The Doctor, Benice Summerfield, and Ace arrive in an idyllic manor house somewhere in England, but as Ace suggests at the beginning of the book, where ever the Doctor is concerned there is never any such place as idyllic. I would change that slightly to suggest that idyllic is really only a state of mind because when one digs beneath the surface of any idyllic situation one does tend to find rot and decay. This is where it becomes clear that something is wrong because there does not seem to be any rot or decay, and everybody appears to be living a blissful existence, that is until one of the occupants of the house dies when she is bitten by an alien insect.

 

When they try to explain the tragedy to the other occupants of the house they do not seem to understand the concept of death, or even of change. This to me is typical Doctor Who, especially when he encounters a race of innocents, and I guess this is an idea of the world before the fall where we neither understood death or change. However because we live in a world of death and change, and have never experienced anything other than a world of death and change, it is impossible for us to truly understand an existence without it.

 

However, the Doctor has arrived and things begin to unravel, and is confronted by an evil scientist whose only goal is to kill the Doctor.
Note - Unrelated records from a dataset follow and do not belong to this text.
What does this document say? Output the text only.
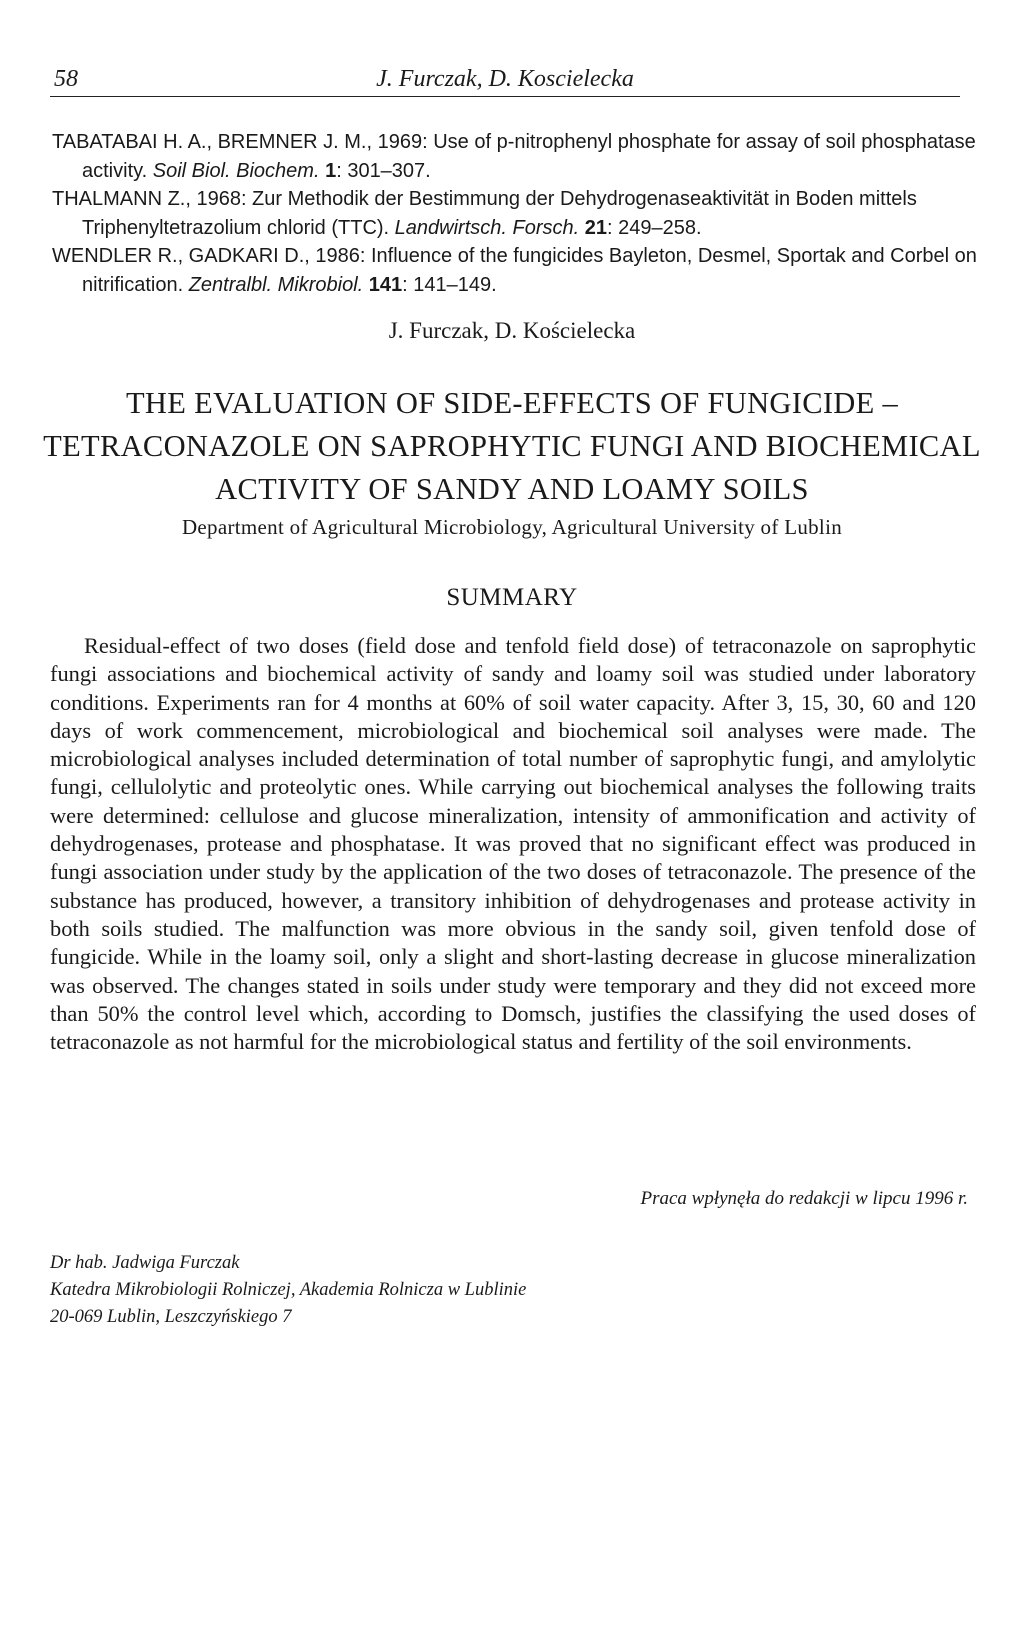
58	J. Furczak, D. Koscielecka
TABATABAI H. A., BREMNER J. M., 1969: Use of p-nitrophenyl phosphate for assay of soil phosphatase activity. Soil Biol. Biochem. 1: 301–307.
THALMANN Z., 1968: Zur Methodik der Bestimmung der Dehydrogenaseaktivität in Boden mittels Triphenyltetrazolium chlorid (TTC). Landwirtsch. Forsch. 21: 249–258.
WENDLER R., GADKARI D., 1986: Influence of the fungicides Bayleton, Desmel, Sportak and Corbel on nitrification. Zentralbl. Mikrobiol. 141: 141–149.
J. Furczak, D. Kościelecka
THE EVALUATION OF SIDE-EFFECTS OF FUNGICIDE – TETRACONAZOLE ON SAPROPHYTIC FUNGI AND BIOCHEMICAL ACTIVITY OF SANDY AND LOAMY SOILS
Department of Agricultural Microbiology, Agricultural University of Lublin
SUMMARY

Residual-effect of two doses (field dose and tenfold field dose) of tetraconazole on saprophytic fungi associations and biochemical activity of sandy and loamy soil was studied under laboratory conditions. Experiments ran for 4 months at 60% of soil water capacity. After 3, 15, 30, 60 and 120 days of work commencement, microbiological and biochemical soil analyses were made. The microbiological analyses included determination of total number of saprophytic fungi, and amylolytic fungi, cellulolytic and proteolytic ones. While carrying out biochemical analyses the following traits were determined: cellulose and glucose mineralization, intensity of ammonification and activity of dehydrogenases, protease and phosphatase. It was proved that no significant effect was produced in fungi association under study by the application of the two doses of tetraconazole. The presence of the substance has produced, however, a transitory inhibition of dehydrogenases and protease activity in both soils studied. The malfunction was more obvious in the sandy soil, given tenfold dose of fungicide. While in the loamy soil, only a slight and short-lasting decrease in glucose mineralization was observed. The changes stated in soils under study were temporary and they did not exceed more than 50% the control level which, according to Domsch, justifies the classifying the used doses of tetraconazole as not harmful for the microbiological status and fertility of the soil environments.

Praca wpłynęła do redakcji w lipcu 1996 r.
Dr hab. Jadwiga Furczak
Katedra Mikrobiologii Rolniczej, Akademia Rolnicza w Lublinie
20-069 Lublin, Leszczyńskiego 7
After his investigations, as well as ignoring warnings about how curiosity killed the cat (or the Gallifreyan equivalent), the Doctor discovers that the house is in reality a Tardis that has been set up on one of the asteroids orbiting Earth, and that a time lord is attempting to get more regenerations than she is entitled.

 

It is suggested that this book attempts to explore the nature of good and evil, and in reality, this book never really stuck in my mind and I really cannot comment upon it. However, a Doctor Who book, while it can be a vehicle to produce philosophical treatises, it is the fact that it is a Doctor Who book that really makes any philosophical rant quite pointless.